How to KISS and TELL … Step by Step

Always kiss and tell

Do you write procedures? Then always KISS and TELL; your readers will love you. Let me explain.

Every halfway decent tech writer understands how and why to KISS — Keep It Short and Simple– but not as many are willing to TELL: Test Every Line for Logic. Writing procedures is, after all, an exercise in clear communication, not an exhaustive process definition.

So here’s how you KISS your readers and TELL them the safest and most efficient way to accomplish a task.


Use the Six Keys

Make sure that you’ve covered the six W’s: Who, When, Why, What Conditions, What Steps, and What Followup.

But that’s just the beginning.

Analyze the Steps

Reversing the proverbial KISS and TELL order, now it’s time to Test Every Line for Logic by analyzing the sequence of steps. Procedures, by their very nature, have to be sequential, and not just any old sequence will do, because:

  • If your procedures backtrack or omit critical steps, they’re no better than trial-and-error.
  • If your procedures provide “oh, by the way” safety warnings that follow risky operations instead of preemptive warnings that precede the hazardous steps, they’re not just inefficient–they’re dangerous.

To provide instructions that make a logical progression:

  1. Make sure you have determined the end goal(s).
    A complex procedure has a grand destination, or end goal, that is the culmination of lots of smaller subprocedures, each of which has its own end goal. For example, a novice cook whose end goal is yummy potato salad actually has several subgoals.

    • Get the potatoes ready (scrub them, cook them peel them, cube them)
    • Prep the eggs (boil them, cool them, peel them, chop them)
    • Put together the dressing (measure and mix mayonnaise, mustard, spices)
  2. Account for required conditions.
    Things that the reader must know about, tools he must locate, schedules to be followed–all these things are part of the logical analysis. Describe each required condition at the right place in the procedure–before the user begins the step where the condition becomes significant.

Cut Out the Fat

After you cover who/where/why/what/what/what and test the logical progression of your procedures, it’s time to KISS and break up clumps of unnecessary words, useless modifiers, and superfluous explanation. One of the most effective ways to cut unnecessary words from your procedures is to use pictures.

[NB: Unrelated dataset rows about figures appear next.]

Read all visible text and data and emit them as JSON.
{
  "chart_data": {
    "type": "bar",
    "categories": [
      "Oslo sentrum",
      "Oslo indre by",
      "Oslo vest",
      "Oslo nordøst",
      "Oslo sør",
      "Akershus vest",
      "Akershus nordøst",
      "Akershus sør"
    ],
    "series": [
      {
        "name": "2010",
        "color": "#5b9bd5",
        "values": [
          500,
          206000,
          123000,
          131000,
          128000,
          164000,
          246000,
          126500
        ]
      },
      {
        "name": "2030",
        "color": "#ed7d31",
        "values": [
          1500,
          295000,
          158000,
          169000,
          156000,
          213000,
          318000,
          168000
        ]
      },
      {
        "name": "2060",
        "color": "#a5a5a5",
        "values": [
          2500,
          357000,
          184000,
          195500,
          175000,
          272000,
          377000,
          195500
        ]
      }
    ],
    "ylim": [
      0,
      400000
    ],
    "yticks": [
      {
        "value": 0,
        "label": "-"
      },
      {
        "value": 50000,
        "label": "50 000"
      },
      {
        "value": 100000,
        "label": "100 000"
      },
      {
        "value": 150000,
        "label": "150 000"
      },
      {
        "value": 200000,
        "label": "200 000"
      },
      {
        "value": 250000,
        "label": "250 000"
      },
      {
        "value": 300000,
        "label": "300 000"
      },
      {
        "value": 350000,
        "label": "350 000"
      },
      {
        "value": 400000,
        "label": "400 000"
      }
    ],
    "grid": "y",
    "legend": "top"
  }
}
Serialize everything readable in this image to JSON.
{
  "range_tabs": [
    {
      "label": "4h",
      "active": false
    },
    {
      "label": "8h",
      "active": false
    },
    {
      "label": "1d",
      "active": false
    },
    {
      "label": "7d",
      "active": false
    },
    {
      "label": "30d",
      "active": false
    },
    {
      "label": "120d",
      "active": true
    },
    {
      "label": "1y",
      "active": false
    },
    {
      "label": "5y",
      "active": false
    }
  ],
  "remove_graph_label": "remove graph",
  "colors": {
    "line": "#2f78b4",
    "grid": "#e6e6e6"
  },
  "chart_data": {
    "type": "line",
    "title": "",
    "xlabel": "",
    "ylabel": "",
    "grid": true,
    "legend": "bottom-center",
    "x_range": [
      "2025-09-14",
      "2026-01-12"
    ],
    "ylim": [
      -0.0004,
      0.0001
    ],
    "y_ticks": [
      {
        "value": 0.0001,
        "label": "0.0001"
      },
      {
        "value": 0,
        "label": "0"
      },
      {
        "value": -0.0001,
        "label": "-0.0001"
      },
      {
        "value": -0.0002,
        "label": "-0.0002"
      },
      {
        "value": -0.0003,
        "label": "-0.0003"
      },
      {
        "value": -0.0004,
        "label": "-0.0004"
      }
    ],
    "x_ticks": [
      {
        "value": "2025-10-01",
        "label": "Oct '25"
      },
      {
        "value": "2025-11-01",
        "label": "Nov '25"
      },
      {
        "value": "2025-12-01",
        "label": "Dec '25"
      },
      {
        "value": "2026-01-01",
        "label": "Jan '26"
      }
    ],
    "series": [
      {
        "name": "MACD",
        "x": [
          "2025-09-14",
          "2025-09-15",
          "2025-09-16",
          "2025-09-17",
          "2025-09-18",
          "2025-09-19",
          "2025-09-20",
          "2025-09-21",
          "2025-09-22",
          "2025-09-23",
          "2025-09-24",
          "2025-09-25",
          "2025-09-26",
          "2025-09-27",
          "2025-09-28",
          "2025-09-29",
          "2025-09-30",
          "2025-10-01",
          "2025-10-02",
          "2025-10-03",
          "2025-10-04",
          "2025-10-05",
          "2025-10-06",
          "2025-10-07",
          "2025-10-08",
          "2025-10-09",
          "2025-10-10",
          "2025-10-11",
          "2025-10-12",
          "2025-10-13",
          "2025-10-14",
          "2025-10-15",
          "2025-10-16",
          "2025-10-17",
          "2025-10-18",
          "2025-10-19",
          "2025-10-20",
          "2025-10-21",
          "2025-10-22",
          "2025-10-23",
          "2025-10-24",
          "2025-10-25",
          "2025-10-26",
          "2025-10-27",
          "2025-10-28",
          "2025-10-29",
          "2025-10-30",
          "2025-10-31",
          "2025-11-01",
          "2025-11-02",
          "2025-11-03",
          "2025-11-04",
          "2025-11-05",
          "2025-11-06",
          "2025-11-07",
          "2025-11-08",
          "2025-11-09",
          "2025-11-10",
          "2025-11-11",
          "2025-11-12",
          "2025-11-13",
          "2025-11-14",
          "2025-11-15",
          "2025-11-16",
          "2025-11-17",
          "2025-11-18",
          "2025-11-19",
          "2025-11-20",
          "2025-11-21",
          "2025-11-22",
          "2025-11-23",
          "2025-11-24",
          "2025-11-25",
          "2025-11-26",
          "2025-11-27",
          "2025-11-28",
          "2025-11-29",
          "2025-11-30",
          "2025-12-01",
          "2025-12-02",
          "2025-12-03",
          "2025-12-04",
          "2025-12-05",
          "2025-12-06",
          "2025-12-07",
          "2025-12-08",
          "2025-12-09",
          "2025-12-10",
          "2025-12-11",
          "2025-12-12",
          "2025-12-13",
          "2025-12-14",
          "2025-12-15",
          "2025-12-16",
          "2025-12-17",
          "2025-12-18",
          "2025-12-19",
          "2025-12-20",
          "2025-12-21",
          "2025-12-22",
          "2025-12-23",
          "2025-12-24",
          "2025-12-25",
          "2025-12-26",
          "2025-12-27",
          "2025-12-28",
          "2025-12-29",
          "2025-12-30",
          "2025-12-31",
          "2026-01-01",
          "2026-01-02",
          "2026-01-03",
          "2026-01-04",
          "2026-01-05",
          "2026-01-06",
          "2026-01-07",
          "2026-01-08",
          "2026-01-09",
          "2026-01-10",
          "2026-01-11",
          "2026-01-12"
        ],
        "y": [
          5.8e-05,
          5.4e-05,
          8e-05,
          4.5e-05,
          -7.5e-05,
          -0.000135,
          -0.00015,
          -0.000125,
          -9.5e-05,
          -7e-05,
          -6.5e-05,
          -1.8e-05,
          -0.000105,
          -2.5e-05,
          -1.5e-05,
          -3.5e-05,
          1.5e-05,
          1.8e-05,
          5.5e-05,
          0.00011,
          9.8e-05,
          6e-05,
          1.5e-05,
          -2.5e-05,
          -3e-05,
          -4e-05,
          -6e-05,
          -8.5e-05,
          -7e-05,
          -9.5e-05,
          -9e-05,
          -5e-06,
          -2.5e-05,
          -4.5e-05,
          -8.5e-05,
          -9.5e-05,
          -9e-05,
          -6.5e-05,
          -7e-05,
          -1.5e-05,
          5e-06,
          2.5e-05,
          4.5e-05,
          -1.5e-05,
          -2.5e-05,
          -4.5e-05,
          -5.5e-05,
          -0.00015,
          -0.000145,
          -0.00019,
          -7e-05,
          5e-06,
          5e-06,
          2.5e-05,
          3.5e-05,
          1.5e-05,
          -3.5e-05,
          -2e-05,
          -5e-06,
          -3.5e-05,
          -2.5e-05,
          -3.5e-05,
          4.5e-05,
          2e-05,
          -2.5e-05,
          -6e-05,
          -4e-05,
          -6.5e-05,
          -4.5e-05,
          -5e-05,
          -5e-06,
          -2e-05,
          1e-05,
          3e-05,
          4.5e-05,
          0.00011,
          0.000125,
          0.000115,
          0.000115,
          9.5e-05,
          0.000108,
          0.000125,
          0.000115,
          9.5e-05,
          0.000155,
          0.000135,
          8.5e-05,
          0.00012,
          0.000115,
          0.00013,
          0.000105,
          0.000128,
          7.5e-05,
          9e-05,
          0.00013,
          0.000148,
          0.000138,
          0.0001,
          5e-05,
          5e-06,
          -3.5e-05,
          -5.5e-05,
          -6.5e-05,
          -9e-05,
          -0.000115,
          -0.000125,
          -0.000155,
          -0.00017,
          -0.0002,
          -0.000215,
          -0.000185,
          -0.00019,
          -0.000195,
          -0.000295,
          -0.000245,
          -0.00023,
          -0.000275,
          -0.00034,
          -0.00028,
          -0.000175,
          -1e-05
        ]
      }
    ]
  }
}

I once worked with an extremely intelligent woman for whom English is a second language. She always listened carefully to instructions and followed them closely, but sometimes had a difficult time with some of the language used to outline the steps. When she understood what was being conveyed, she always said emphatically: I got a picture!

Include whatever it takes — diagrams, photographs, graphs, charts, line drawings, screenshots — to give your readers a picture of what must or must not happen in the procedure–without squandering words.

Remember — your reader counts on you to guide her safely and efficiently to the successful completion of her task.